L'8 giugno,
la Chiesa ricorda, tra i vari santi e beati, San Medardo, vescovo, noto
anche con la specificazione “di Noyon”. Di Medardus (Medardo), questo il
suo nome in Latino, si conosce poco. Le scerne notizie sul suo conto ci
sono giunte attraverso due “vitae” del 560 circa, di poco posteriori
alla sua morte, entrambe dovute al poeta latino Venantius Fortunatus
(Venanzio Fortunato, 530-609), una delle quali in versi. Da
queste, sappiamo che Medardo nacque verosimilmente tra gli ultimi anni
del 400 e i primi del 500, nella Gallia già romana governata dai
Franchi, probabilmente nel paese che ora si chiama Salency, oppure ad
Augusta Viromandensium (oggi entrambe località della Francia
settentrionale, la prima nei pressi di Noyon, in Piccardia e la seconda
corrispondente all’attuale Saint-Quéntin, nell’Aisne). La sua famiglia
d’origine era nobile e cristiana, con padre di stirpe franca e madre
gallo-romana. Il padre, Nectar o Nectardus, fu uno dei nobili Franchi
che conquistarono la Gallia con re Childerico I e che ivi conobbe e
sposò la madre Protagia. Seguendo una precoce vocazione, decise di
diventare presbitero. Durante gli studi intrapresi a Viromandensium,
ebbe come compagno Eleuterio (morto nel 532), detto “di Tournai” poiché
fu vescovo di tale città, anch’esso futuro santo, che gli predisse la
sua futura elezione proprio all’episcopato di Tournai (oggi nella
Vallonia, sud-ovest del Belgio francofono). Ordinato sacerdote, si
distinse per la sua grande generosità verso tutti i bisognosi, persino
verso i ladri. Un giorno, infatti, ne sorprese alcuni che tentavano di
allontanarsi dopo avere sottratto un grande quantitativo di uva e una
mucca dalla campagna della chiesa, ma furono da lui prontamente
perdonati e lasciati liberi con il maltolto. Un'altra volta, narrano le
cronache, furono le api che si ribellarono a chi le privava del loro
miele, ma egli le invitò prodigiosamente a restare calme e pazientare.

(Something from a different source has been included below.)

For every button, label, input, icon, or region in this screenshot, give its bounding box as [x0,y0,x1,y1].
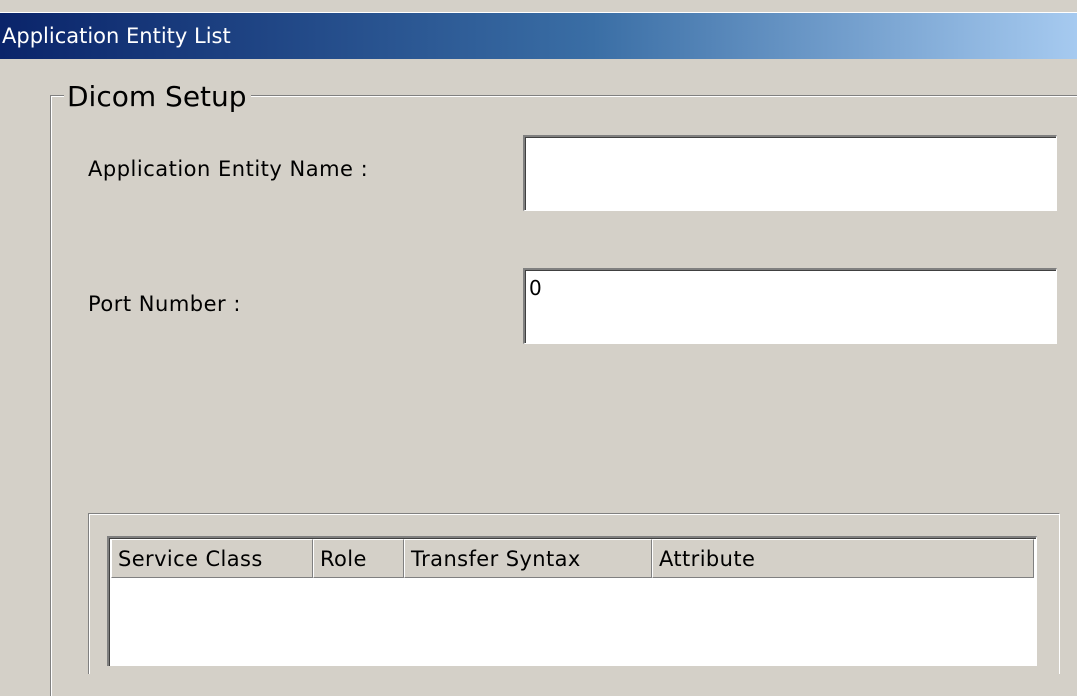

Verso il 532, morto il suo vecchio amico Eleuterio, vescovo di Tournai,
fu effettivamente chiamato a succedergli, così come gli era stato
predetto dal medesimo, rimanendo in carica circa quindici anni, durante i
quali, nel 534, unificò la sua sede vescovile con quella di Noyon,
proseguendo il suo episcopato fino al 545. Di questo periodo conosciamo
un episodio raccontatoci sempre da Venanzio Fortunato, questa volta
nella sua “Vita di Santa Radegonda”. Quest’ultima (518-587), bellissima
figlia del re di Turingia Bertario, fu condotta alla corte del re dei
Franchi Clotario I (dal 558 al 561) in stato di schiavitù unitamente ai
suoi germani, quale “bottino di guerra”, a seguito della sconfitta in
battaglia dell’esercito paterno. Clotario finì per invaghirsene e la
prese in moglie contro la sua volontà, fino a quando, dopo che questi
ebbe assassinato uno dei suoi fratelli, la regina riuscì a fuggire,
chiedendo asilo proprio a Medardo, quale vescovo, con la supplica di
essere consacrata. Anche se preoccupato per le conseguenze politiche,
pratiche, morali e canoniche del suo doveroso aiuto, Medardo, senza
temere la reazione del re, la accolse e la consacrò diaconessa,
concedendole di entrare in convento. Tuttavia, al contrario di quanto
temuto, Clotario riconobbe la sua colpa e, da allora, mostrò sempre
ammirazione per Medardo. Quando quest’ultimo morì poco dopo a Noyon (o
secondo altre fonti nella vicina Soisson), verso il 560, Clotario ne
fece trasportare le spoglie a Soissons, all’epoca sua capitale, dove fu
seppellito. Su quella tomba il suo successore, re Sigeberto (dal 561 al
575), fece costruire in suo onore una celebre abbazia con annesso
monastero, che porta tuttora il nome di Saint-Médard. Il culto per il
santo si diffuse rapidamente. San Medardo fu uno dei vescovi più
popolari dei suoi tempi e alla sua vita sono legate numerose leggende.
Una di queste narra come da piccolo un’aquila lo proteggesse dalla
pioggia dispiegando su di lui le proprie ali. Per questo è patrono dei
fabbricanti e commercianti di ombrelli.